Читаем Смертный приговор с отсрочкой исполнения полностью

Один из моих учеников (ему 79 лет) Олег Цвылев, сказал, что он хочет ее навестить. И отвез ей и колбасу, и что-то еще от себя. Спасибо ему.

Биологическое притяжение к прошлому

Со временем, чем больше становлюсь я «старче», тем более просто биологически тянет меня в прошлое. Просто чувствую, как я в эвакуации в деревне длинными зимними вечерами сидел рядом с мамой на кухне у теплой русской печи. Как бы сегодня я хотел задать ей массу вопросов о том, что знала она, например, о ее отце, моем деде, — Николае Троицком, священнике в селе Растригино. Знаю, что он умер до революции и не видел, как разобрали его церковь по принципу: «идет добыча кирпича по заветам Ильича».

Какое детство было у моей матери?
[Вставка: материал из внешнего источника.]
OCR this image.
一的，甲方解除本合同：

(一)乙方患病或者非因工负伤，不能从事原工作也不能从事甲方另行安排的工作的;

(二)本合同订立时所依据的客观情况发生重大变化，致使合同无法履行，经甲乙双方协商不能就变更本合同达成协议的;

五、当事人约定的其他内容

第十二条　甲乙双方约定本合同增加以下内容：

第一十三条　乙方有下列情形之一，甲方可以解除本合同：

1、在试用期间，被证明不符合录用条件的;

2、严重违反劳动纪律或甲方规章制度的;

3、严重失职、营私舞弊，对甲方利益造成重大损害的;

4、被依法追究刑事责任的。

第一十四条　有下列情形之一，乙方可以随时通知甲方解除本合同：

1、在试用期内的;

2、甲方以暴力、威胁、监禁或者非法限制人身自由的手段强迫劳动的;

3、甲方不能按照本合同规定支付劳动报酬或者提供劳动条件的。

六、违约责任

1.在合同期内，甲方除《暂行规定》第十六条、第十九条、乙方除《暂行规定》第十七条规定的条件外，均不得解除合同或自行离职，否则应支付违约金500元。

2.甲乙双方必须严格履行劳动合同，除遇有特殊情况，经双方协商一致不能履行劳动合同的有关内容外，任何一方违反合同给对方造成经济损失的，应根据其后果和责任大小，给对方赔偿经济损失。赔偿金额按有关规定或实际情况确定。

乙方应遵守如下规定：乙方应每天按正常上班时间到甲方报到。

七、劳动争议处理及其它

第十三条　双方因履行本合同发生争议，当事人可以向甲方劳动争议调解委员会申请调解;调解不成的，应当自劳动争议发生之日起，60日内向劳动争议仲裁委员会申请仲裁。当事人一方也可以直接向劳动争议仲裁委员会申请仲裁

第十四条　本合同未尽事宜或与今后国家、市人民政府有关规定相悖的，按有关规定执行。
Я специально ходил смотреть на убогое сооружение — овощехранилище из церковных кирпичей моего деда. А что он был за человек, мой дед?

Очень тянет меня в родной дом моей мамы в деревне Растригино, в котором я пробыл в 1941 г. по пути к месту работы мамы, и наша жизнь в 1941–1945 гг. в деревне Гостинино. Вот туда просто влечет, чтобы поглядеть на тот дом, в котором мы прожили 4 года, и на тот огород, который я копал в 1941—45 гг. Те дома в сердце России, во Владимирском княжестве, тогда сохранились ли?

Конечно, это общий недостаток молодежи — не задумываться и не интересоваться жизнью предков. Это тогда. А теперь очень интересует. А спросить, поговорить уже не с кем.

И я абсолютно ничего не знаю о втором моем деде — со стороны отца. У меня только есть одно письмо от матери отца — моей бабушки, в 1930 г. Где она просит отца сообщить ей о моем здоровье. Очень хочется поглядеть на ее дом в Моршанске, сохранился ли он? Странно, что я никогда не спрашивал у отца о его семье, о его детстве. Теперь об этом очень жалею.

Собираюсь все-таки посетить нашу дачу в Подмосковье под Истрой, в деревне Еремеево. Мы прожили там с 1993 по 2007 год. Евгений, сосед, которому мы продали дачу, сообщает, что посаженный мной кедр вырос до 5 метров и на нем появились шишки, а сосна, которую я посадил, стала самым высоким деревом в деревне. Что стало с яблоней, антоновкой, которая давала по 5–6 ведер замечательных яблок?.. Очень хочется посидеть на земле, которую я копал, на которой собирал урожай почти 15 лет. Все-таки земля притягивает и на второй родине.

Теперь только воспоминания:


«И жизнь как чудное видениеПромчалась за одном мгновениеНа фоне миллиардов лет».


Вдруг как живая предстает передо мной моя первая жена — Эмма, красавица, брюнетка с метровой косой, и улыбается мне. Как вернуть это мгновение? Как хочется повернуть ход событий!.. Боже, ну как же мы не ценили жизни, когда были молодыми. А в действительности:


«Есть только миг между прошлым и будущим,Есть только миг, за него и держись…»


Этот вот миг называется жизнь.

А больше всего хотелось бы обнять маму и поцеловать ее, и ничего не говорить… Как я благодарен ей за все, что она для меня сделала.

Вот и брат мой Лев — сейчас тяжело болен, больше лежит и не ходит, написал воспоминания о ней, нашей маме, Журавлевой-Троицкой Антонине Николаевне из деревни Растригино Владимирской области.

Лев Журавлев. Портрет мамы

Как теперь жить? Сын смотрит на портрет покойной матери, висящий на стене комнаты. На фотографии красивая женщина лет 25. Густые темные волосы волнами, ниспадающие вниз. Большие глаза, небольшой носа, чувственные губы. Поповна, дочь сельского священника, гимназистка, сельская народная учительница. Говорят, она хорошо пела под гитару старые романсы. Но сын никогда уже не помнил ее такой молодой, красивой. Помню ее рано и сильно постаревшей, седой, с морщинистом лицом, с добрыми лучистыми глазами, слегка сгорбленную, всегда бедно одетую. Тяжелая жизнь, пятеро детей, смерть двоих, война, муж-хулиган — рано состарили её.